Government agencies across the globe are leaning on new technologies to face the challenges of a growing demand for information and the expectation of real-time response and issue resolution from the public. With so many devices and applications accessing government websites, it is important to have a communication and interaction strategy to field requests coming from a multitude of internet-connected devices with the requirement to provide an accessible and multi-lingual experience.
Interactive chatbots offer a modern and accessible communication platform for cities and states to interact with the public. Using speech, vision, and text-based technologies, chatbots driven by cognitive services bridge the gap between human and machine interaction in a 24/7 online customer service environment while also gaining valuable insights. With customization and a user-centric approach, chatbots offer a variety of additional online communication channels such as Facebook Messenger, SMS, iMessage, and many social networks, all in an accessible and multi-lingual format.

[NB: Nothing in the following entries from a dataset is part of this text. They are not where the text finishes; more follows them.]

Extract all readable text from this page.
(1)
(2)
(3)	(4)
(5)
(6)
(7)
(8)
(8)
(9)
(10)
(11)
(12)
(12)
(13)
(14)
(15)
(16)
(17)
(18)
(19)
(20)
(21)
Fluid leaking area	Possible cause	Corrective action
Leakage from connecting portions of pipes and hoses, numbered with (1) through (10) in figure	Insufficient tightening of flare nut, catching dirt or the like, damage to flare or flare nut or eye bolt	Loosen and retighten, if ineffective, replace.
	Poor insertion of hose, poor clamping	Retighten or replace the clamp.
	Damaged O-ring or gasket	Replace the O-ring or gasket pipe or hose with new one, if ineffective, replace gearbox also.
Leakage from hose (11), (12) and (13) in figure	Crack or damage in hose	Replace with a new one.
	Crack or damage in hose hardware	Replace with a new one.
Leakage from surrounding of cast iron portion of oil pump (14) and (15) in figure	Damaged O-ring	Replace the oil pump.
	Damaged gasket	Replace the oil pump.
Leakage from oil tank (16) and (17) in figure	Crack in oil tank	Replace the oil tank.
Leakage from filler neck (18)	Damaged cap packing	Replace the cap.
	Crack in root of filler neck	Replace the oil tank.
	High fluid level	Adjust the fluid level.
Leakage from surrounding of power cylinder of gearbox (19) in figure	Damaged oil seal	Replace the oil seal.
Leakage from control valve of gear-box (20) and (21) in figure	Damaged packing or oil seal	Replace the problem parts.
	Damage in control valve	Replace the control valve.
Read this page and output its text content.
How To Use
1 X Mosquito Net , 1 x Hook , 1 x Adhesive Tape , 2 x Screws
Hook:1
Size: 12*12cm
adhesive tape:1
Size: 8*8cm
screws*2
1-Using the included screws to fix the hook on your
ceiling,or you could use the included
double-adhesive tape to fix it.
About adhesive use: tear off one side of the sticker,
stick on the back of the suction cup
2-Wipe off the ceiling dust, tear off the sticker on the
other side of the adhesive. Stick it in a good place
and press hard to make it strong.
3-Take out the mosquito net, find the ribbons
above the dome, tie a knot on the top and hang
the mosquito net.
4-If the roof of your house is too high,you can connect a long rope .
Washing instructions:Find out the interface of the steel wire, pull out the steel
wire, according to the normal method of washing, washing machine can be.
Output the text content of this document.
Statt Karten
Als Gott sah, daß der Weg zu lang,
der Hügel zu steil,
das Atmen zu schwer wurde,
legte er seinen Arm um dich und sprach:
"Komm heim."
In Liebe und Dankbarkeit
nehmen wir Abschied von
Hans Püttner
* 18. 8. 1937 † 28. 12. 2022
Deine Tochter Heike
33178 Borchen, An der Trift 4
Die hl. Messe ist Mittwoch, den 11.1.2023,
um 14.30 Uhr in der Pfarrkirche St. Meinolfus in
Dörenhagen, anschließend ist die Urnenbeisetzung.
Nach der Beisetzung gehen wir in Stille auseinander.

Online chatbots for government can process service requests in large numbers, operate continuously, and help public agencies conduct business while reducing effort and lowering costs. The value of this innovation includes instant access to public information and documents without human intervention. Details on laws, regulations and public services are simplified through an interactive format and presented in a quick-access menu within a chat window to display correctly on screens of all sizes.
Issue resolution is the primary focus for Tallan’s chatbot development. The most effective chatbots used for government can answer common and relevant questions quickly and enable citizens to access digital records and file routine forms and information requests right from their phone, tablet, or PC. Additionally, chatbots can be used internally to handle common IT requests such as password changes along with accessing policies and procedures (see California). Chatbots can recognize user preferences based on recorded history and categorize subject matter to be adaptive to each user based on interactions by leveraging Artificial Intelligence (AI) and Machine Learning (ML) from previously untapped user interactions.